Tobias Reichert, Referent für Agrarpolitik und Welthandel bei der Umweltschutzorganisation Germanwatch e.V., erklärte, dass der Schritt in die richtige Richtung gehe. Er forderte aber, dass auch die Tierhaltung umgebaut werden und an die lokal verfügbare Futterfläche gekoppelt werden müsste. "Das würde heißen: weniger Tiere in der EU. Und da die Tierhaltung zwischen 60 und 70 Prozent der Treibhausgas-Emissionen ausmacht in der EU, ist ohne einen Umbau der Tierhaltung auch durch die Eco-Schemes ein wirksamer Klimaschutz in der Landwirtschaft nicht zu erreichen", sagte Reichert im Deutschlandfunk.
Knackpunkt: Direkte Zuschüsse für Flächen
Die Ausrichtung der Landwirtschaftspolitik auf EU-Ebene ist auch für Deutschland bedeutsam. Die bisherige Geldverteilung wird mitverantwortlich gemacht für Umweltbelastungen durch Bäuerinnen und Bauern und das Höfesterben. Einer der Hauptkritikpunkte ist, dass bislang der Löwenanteil der EU-Zahlungen an Flächen der Landwirte gekoppelt ist. Dies hat zur Folge, dass rund 80 Prozent der Fördermittel an 20 Prozent der Betriebe gehen. Zudem werden umweltfreundliche Maßnahmen bislang nur mit einem verhältnismäßig kleinen Teil der Gelder unterstützt.

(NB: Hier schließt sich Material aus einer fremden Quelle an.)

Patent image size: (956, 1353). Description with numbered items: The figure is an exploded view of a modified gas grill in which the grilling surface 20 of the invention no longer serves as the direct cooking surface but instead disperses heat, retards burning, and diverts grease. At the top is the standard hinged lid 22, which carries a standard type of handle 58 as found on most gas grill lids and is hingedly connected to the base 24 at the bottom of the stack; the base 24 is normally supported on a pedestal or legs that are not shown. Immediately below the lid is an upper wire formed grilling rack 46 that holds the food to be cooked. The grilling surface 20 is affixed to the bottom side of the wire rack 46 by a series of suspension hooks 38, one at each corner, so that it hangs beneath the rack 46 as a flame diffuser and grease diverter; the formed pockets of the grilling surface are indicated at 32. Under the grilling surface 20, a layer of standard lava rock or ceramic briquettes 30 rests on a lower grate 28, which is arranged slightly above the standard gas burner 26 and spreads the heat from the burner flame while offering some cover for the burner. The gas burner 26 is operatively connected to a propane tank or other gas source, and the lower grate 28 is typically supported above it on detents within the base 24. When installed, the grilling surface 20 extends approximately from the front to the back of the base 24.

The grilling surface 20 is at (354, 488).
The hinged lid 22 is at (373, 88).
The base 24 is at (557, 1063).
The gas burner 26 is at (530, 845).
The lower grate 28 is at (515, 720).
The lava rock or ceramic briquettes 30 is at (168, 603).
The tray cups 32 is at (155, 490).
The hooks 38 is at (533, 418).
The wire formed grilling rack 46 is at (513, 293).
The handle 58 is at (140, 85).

Grünen-Chef Robert Habeck forderte die Abschaffung direkter Zuschüsse für die Fläche und damit die Einführung einer "Gemeinwohlprämie": Es sollten diejenigen Bauern Geld bekommen, die gesellschaftliche Leistungen erbringen. Auch der Geschäftsführer des Deutschen Verbandes für Landschaftspflege,
Jürgen Metzner, plädierte im Dlf für eine Gemeinwohlprämie
. Umweltorganisationen schloßen sich der Kritik an: Ein Großteil der Zahlungen fließe einfach weiter ohne Umweltauflagen - und zudem gebe es noch eine zweijährige Übergangsfrist.
Wie geht es weiter?
Die EU-Kommission hatte bereits 2018 einen Vorschlag über die Reform veröffentlicht. Damals war vorgesehen, dass diese bereits für die Jahre 2021 bis 2027 greifen soll. Da sich die verschiedenen Institutionen aber nicht schnell genug einigen konnten, gilt für 2021 und 2022 eine Übergangsphase, etwas ändern wird sich frühestens ab 2023.